Ce Requiem de Mozart, qu’il n’avait pas dirigé depuis quarante ans, il en assuma la préparation avec une netteté (le mot reviendra sans doute plusieurs fois dans cet article), une efficacité, une autorité courtoise, un sens de la pédagogie, qui sidérèrent les musiciens de l’Orchestre de Chambre du Verbier Festival et les spectateurs présents aux répétitions (c’est un des privilèges de Verbier) : modifier un phrasé d’un mot et d’un sourire, demander, redemander, et re-redemander aux choristes (l’excellent Münchener Bach-Chor qui deux jours avant avait été magnifique dans la Neuvième de Beethoven) d’articuler et d’articuler encore de sorte qu’on ne perde rien des mots, faire surgir la musique des mots, comme Mozart l’avait fait lui-même en somme, insuffler une énergie, énergie sombre, à cette musique, le chef anglais, dont on n’avait pas oublié une Cinquième de Beethoven sidérante donnée ici-même il y a peu d’années, sembla de surcroît y prendre un plaisir rayonnant.
Sir Simon Rattle © Agnieszka Biolik
L’invité de dernière minute
Puis l’orage s’en mêla. Certains étés, l’orage fut un invité quasi permanent du festival de Verbier. L’immense structure provisoire (1700 places), si impressionnante soit-elle, ne fait pas jeu égal avec l’un de ces déferlements de tonnerre et de pluie dont la haute montagne a le secret… Que de concerts contrariés ou gâchés….
Ici, l’orage ne gâcha rien, mais participa de la lecture du Requiem par Rattle. Violence, dramatisme foudroyant, pour ne pas dire noirceur. Le souvenir des dernières scènes de Don Giovanni entendues trois jours auparavant traversait l’esprit. Le trombone du « Tuba mirum » participait de la colère du ciel, de même que la voix tonitruante de la basse Alexandros Stavrakakis (qui avait été un saisissant Commendatore).
Mâcher les mots
Une entrée de l’orchestre toute en douceur et en retenue et tout de suite des cuivres terrassants et la force massive de ce chœur énorme, se déployant sur toute la largeur de la scène, hommes au centre et femmes divisées entre gauche et droite, effet de masse et de clarté en même temps, et cette diction appuyée sur les consonnes… « et lux PerPetua… »
On parle toujours d’articulation à propos des « interprétations historiquement informées ». Ici c’est vraiment d’articulation au sens premier (mandibulaire ?) qu’il s’agit, de la puissance tellurique de ce texte…
Que dire de ces crescendo-diminuendo du chœur, de ces vagues expressives, de ces cordes incisives, précises et volubiles, de telle arabesque de clarinette suspendue, de cette direction si souple qui respire à l’unisson des voix humaines. De ce sentiment d’urgence. De ce mouvement vers l’avant, toujours.

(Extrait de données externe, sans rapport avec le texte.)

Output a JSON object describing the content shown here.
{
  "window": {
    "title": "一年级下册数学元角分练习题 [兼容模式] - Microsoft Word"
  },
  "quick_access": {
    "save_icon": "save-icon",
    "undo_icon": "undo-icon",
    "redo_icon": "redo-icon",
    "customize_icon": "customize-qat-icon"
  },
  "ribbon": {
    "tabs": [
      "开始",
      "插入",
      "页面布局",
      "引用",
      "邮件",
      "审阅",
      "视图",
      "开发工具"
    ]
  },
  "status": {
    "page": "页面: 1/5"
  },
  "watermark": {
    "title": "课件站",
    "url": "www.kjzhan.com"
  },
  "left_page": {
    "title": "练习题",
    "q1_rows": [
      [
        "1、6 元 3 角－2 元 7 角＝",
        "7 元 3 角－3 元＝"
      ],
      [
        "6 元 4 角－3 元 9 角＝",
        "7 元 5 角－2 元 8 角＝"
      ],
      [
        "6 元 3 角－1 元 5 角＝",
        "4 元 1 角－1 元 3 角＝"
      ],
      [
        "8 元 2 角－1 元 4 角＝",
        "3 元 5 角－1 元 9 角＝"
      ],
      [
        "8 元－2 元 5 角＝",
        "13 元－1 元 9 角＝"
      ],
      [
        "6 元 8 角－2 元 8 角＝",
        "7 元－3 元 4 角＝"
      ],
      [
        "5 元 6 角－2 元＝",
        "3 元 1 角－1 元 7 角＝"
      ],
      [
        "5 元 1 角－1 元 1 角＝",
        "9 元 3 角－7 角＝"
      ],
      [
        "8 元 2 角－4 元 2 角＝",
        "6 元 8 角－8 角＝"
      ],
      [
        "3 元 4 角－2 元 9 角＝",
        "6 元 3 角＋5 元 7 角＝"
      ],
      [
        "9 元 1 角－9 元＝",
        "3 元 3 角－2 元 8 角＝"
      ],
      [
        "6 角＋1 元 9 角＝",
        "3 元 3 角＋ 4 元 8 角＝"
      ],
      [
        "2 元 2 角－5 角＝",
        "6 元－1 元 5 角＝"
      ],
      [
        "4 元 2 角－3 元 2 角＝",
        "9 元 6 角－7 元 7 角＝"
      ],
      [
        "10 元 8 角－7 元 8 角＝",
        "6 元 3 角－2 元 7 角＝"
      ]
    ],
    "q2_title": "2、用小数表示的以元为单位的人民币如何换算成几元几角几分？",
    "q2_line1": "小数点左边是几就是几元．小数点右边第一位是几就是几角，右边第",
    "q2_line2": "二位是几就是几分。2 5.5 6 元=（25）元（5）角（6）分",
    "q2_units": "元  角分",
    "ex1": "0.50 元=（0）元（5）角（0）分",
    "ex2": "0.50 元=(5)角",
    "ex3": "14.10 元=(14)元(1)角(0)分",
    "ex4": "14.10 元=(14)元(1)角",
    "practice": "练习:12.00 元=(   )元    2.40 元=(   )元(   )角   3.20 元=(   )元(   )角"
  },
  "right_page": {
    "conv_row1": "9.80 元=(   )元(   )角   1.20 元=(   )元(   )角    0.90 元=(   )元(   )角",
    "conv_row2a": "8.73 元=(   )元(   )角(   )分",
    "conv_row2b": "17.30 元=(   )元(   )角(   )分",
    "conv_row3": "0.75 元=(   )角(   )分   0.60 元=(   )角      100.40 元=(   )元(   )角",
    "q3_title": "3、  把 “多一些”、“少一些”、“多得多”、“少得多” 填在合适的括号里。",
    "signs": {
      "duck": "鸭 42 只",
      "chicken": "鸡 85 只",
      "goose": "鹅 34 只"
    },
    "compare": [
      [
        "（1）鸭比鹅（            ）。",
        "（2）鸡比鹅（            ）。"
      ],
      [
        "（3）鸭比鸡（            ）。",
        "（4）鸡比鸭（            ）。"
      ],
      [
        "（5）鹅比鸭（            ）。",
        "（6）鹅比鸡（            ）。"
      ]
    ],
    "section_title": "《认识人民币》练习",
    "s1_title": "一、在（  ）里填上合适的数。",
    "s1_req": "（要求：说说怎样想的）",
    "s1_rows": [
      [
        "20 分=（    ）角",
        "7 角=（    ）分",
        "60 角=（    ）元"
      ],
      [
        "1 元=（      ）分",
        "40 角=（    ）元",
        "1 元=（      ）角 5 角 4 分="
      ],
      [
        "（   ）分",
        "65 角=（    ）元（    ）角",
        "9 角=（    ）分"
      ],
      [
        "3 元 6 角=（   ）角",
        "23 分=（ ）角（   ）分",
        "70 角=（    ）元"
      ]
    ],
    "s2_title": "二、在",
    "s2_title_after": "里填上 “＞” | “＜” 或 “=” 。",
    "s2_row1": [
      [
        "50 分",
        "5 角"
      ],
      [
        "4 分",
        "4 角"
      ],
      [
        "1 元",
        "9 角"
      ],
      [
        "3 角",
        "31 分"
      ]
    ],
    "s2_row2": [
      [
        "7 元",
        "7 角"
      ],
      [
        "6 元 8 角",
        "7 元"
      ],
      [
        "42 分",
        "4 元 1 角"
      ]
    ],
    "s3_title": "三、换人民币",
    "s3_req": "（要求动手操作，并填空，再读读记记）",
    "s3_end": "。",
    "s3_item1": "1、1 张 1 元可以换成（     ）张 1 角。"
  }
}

Est-ce un Requiem, est-ce un opéra sacré, d’une noirceur désespérée, on se pose la question tant l’implacabilité du « Dies Irae » vous terrasse physiquement.
© Nicolas Brodard
Un idéal quatuor de solistes
Les voix solistes, placées entre l’orchestre et le chœur n’ont aucun mal à se projeter. Nous avons dit le timbre imposant, la projection sans vibrato de la basse Alexandros Stavrakakis, il faudrait évoquer un Stanislas de Barbeyrac incendiaire, dont la voix a encore gagné en richesse et en rutilance, une Magdalena Kožená définitivement humaine, vibrante d’émotivité, à l’image de sa Donna Elvira, et le superbe soprano lumineux, à la fois aérien et chaud de Ying Fang dont la voix survole la masse sonore comme un esprit s’envolerait.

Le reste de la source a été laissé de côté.